Arrivé en Tunisie en 2012, cet homme affable comptait transiter par la capitale du printemps arabe vers un pays du vieux continent. Mais après plusieurs tentatives infructueuses, il a fini par renoncer à son projet initial pour s'installer et bâtir son avenir dans ce pays nord-africain.
«Généralement, les Subsahariens n'ont qu'un seul souhait: rejoindre l'Europe à tout prix. J'étais un de ceux-là. A plusieurs reprises, j'ai tenté la traversée, sauf que ça n'a jamais marché. Je me suis alors demandé: pourquoi ne pas travailler et réussir en Afrique? Du coup, j'ai pensé à me servir de mon expérience dans la restauration», se souvient Georges.
Armé d'un savoir-faire hérité de ses aïeux, il a tout de suite entrepris les démarches administratives afin d'obtenir sa carte de séjour et son statut d'investisseur. «J'ai mis un an pour régulariser ma situation et obtenir les autorisations requises pour mon projet. Ce n'était point de tout repos, vous savez comment ça fonctionne la préparation des paperasses, ici en Tunisie. Mais Dieu merci, j'ai eu ce que je voulais au final», se réjouit le restaurateur camerounais.
Avec des moyens financiers limités, Georges Patrick a démarré son projet avec seulement 1.500 dinars tunisiens (près de 500 euros). Il a dans un premier temps bénéficié d'une gérance libre auprès d'un restaurateur sénégalais qui avait changé d'activité. Peu après avoir obtenu ses documents administratifs, il a fini par ouvrir son propre restaurant.
Ses clients sont de diverses nationalités. Les Tunisiens viennent découvrir les mets du continent noir. Les ressortissants originaires de pays subsahariens, étudiants ou travailleurs migrants, partagent, chez lui, des moments agréables autour d'une cuisine africaine traditionnelle et succulente. Et Georges en convient : «Les Tunisiens surtout, bien qu'ils soient africains, connaissent peu les plats d'Afrique noire.
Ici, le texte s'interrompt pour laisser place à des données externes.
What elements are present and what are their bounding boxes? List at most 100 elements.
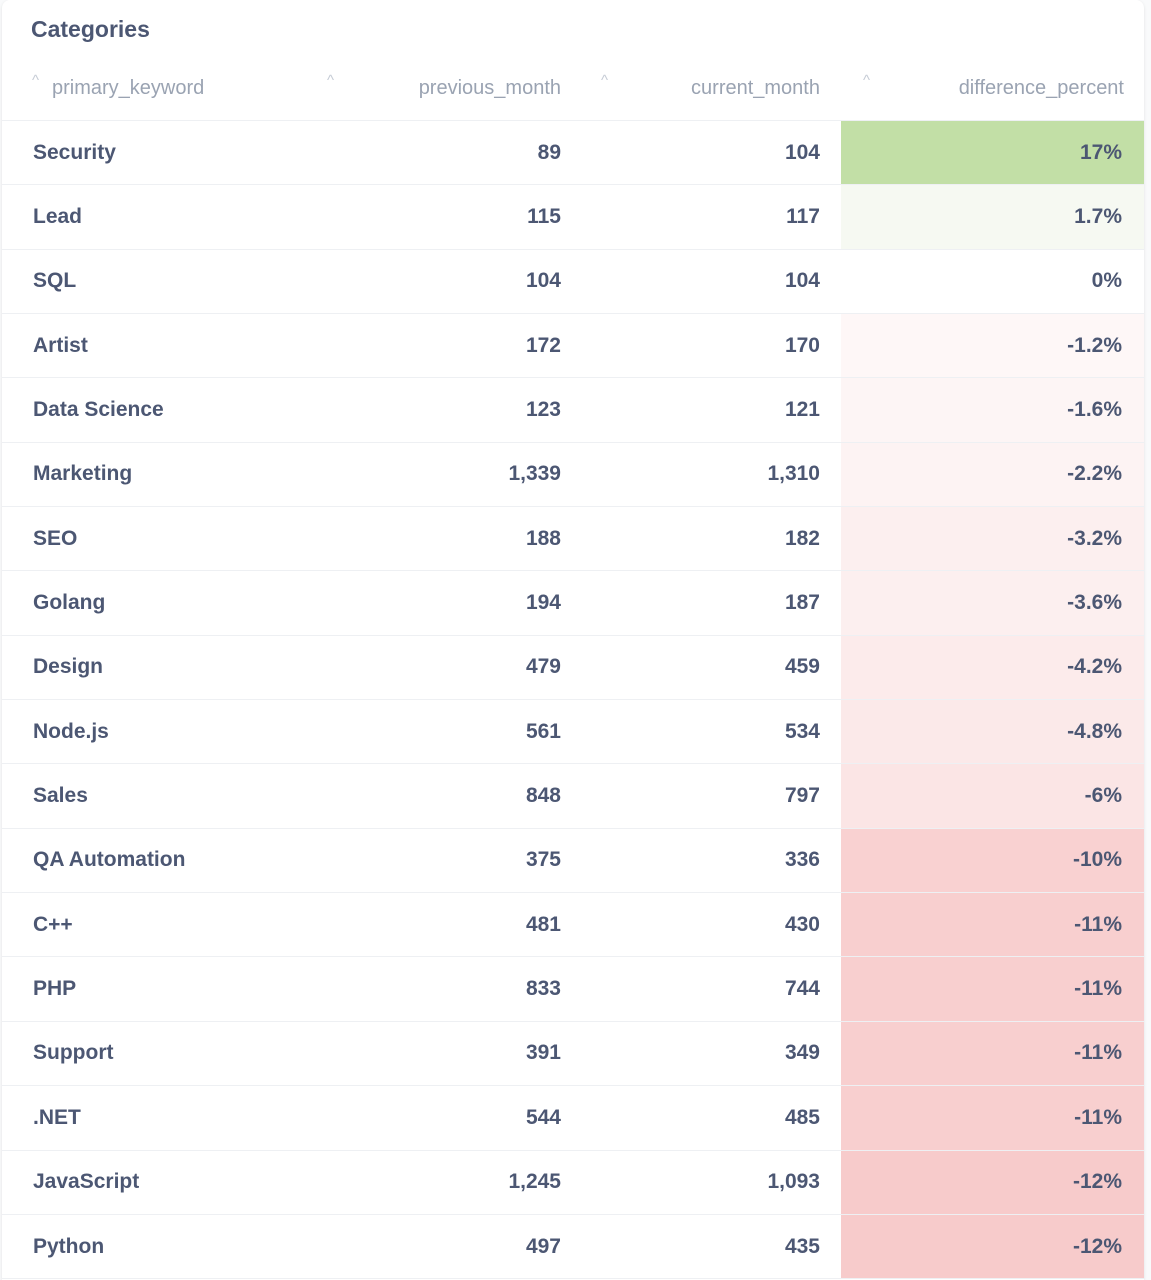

Chez moi, ils découvrent les saveurs propres aux contrées ouest-africaines et se réjouissent en dégustant des recettes et des cocktails qui invitent au voyage.
En perpétuelle partance entre la Tunisie et le Cameroun, il dit avoir fait le bon choix et compte bientôt embaucher d'autres Tunisiens pour «aider à la lutte contre le chômage» dont souffre le pays (plus de 15% en 2017, selon des statistiques officielles).
Si Georges le Camerounais a choisi la restauration pour se faire une place, Loulou le Congolais a opté pour la coiffure après des études universitaires en télécommunication.
Entré en Tunisie en 2006 pour poursuivre ses études universitaires, ce jeune trentenaire n'a pas pu décrocher un poste dans son domaine malgré plusieurs années de labeur et de sacrifices. L'idée de revenir au Congo le tentait peu. Loin de son pays et de sa famille, il n'a pu compter que sur lui-même pour échapper aux affres de la précarité. «Comme j'ai de l'expérience dans le domaine de la coiffure africaine, j'ai déjà exercé cette profession au Congo, j'ai décidé de me lancer, avec le soutien de mes parents», fait remarquer Loulou.
Grâce à l'assistance d'un avocat tunisien, il a pu obtenir sa carte de séjour et les papiers nécessaires pour monter un projet dans la banlieue nord de Tunis.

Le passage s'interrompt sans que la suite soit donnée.